Some load balancers don't work effectively with gRPC. L4 (transport) load balancers operate at a connection level, by distributing TCP connections across endpoints. This approach works well for loading balancing API calls made with HTTP/1.1. Concurrent calls made with HTTP/1.1 are sent on different connections, allowing calls to be load balanced across endpoints.

Because L4 load balancers operate at a connection level, they don't work well with gRPC. gRPC uses HTTP/2, which multiplexes multiple calls on a single TCP connection. All gRPC calls over that connection go to one endpoint.

There are two options to effectively load balance gRPC:

  • Client-side load balancing
  • L7 (application) proxy load balancing

 Note

Only gRPC calls can be load balanced between endpoints. Once a streaming gRPC call is established, all messages sent over the stream go to one endpoint.

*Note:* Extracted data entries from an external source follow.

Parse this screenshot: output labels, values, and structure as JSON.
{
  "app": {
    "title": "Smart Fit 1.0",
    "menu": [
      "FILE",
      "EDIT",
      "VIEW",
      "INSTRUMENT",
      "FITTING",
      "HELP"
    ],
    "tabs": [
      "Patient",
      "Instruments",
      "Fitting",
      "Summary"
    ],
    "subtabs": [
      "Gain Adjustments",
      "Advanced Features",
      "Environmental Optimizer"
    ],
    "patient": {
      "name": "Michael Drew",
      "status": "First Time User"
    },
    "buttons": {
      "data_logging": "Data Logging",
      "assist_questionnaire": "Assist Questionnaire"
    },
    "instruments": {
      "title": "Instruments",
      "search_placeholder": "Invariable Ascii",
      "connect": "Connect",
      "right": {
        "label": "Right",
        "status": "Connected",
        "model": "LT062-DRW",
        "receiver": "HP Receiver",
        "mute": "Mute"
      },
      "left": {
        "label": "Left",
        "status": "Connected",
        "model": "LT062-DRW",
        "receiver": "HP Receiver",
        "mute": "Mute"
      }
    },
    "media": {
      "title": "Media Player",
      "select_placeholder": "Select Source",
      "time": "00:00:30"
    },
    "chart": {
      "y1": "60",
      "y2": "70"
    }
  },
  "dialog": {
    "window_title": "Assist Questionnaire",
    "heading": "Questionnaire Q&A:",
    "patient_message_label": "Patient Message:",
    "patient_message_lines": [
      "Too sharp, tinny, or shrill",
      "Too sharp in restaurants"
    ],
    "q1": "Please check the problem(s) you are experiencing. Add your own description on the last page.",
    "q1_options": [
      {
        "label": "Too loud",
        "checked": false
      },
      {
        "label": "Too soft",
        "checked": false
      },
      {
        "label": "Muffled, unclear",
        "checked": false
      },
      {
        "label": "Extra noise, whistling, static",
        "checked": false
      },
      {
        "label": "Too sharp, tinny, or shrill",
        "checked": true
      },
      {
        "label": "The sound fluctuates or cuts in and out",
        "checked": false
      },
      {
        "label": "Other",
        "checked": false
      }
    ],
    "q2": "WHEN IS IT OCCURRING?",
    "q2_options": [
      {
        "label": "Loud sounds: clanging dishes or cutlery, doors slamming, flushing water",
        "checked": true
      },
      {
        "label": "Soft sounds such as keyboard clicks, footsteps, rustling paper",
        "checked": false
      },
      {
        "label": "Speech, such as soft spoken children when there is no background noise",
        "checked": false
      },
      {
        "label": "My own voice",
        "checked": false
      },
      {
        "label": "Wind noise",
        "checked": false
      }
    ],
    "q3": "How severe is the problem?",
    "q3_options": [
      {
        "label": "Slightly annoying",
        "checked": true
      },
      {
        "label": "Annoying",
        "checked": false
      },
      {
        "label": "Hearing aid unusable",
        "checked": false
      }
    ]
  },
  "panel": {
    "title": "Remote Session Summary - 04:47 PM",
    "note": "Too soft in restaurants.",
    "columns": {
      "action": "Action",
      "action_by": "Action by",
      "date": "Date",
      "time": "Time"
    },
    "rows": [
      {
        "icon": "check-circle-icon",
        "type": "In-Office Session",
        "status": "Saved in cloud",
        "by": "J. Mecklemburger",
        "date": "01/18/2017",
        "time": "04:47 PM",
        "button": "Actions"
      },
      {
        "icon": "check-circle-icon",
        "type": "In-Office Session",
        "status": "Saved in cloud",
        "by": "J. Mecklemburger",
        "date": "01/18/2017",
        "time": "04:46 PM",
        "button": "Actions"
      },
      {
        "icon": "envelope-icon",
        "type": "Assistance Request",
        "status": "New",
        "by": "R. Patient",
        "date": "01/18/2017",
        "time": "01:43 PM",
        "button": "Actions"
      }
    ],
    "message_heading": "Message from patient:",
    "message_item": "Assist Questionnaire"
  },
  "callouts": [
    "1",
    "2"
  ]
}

Client-side load balancing

With client-side load balancing, the client knows about endpoints. For each gRPC call, it selects a different endpoint to send the call to. Client-side load balancing is a good choice when latency is important. There's no proxy between the client and the service, so the call is sent to the service directly. The downside to client-side load balancing is that each client must keep track of the available endpoints that it should use.

Lookaside client load balancing is a technique where load balancing state is stored in a central location. Clients periodically query the central location for information to use when making load balancing decisions.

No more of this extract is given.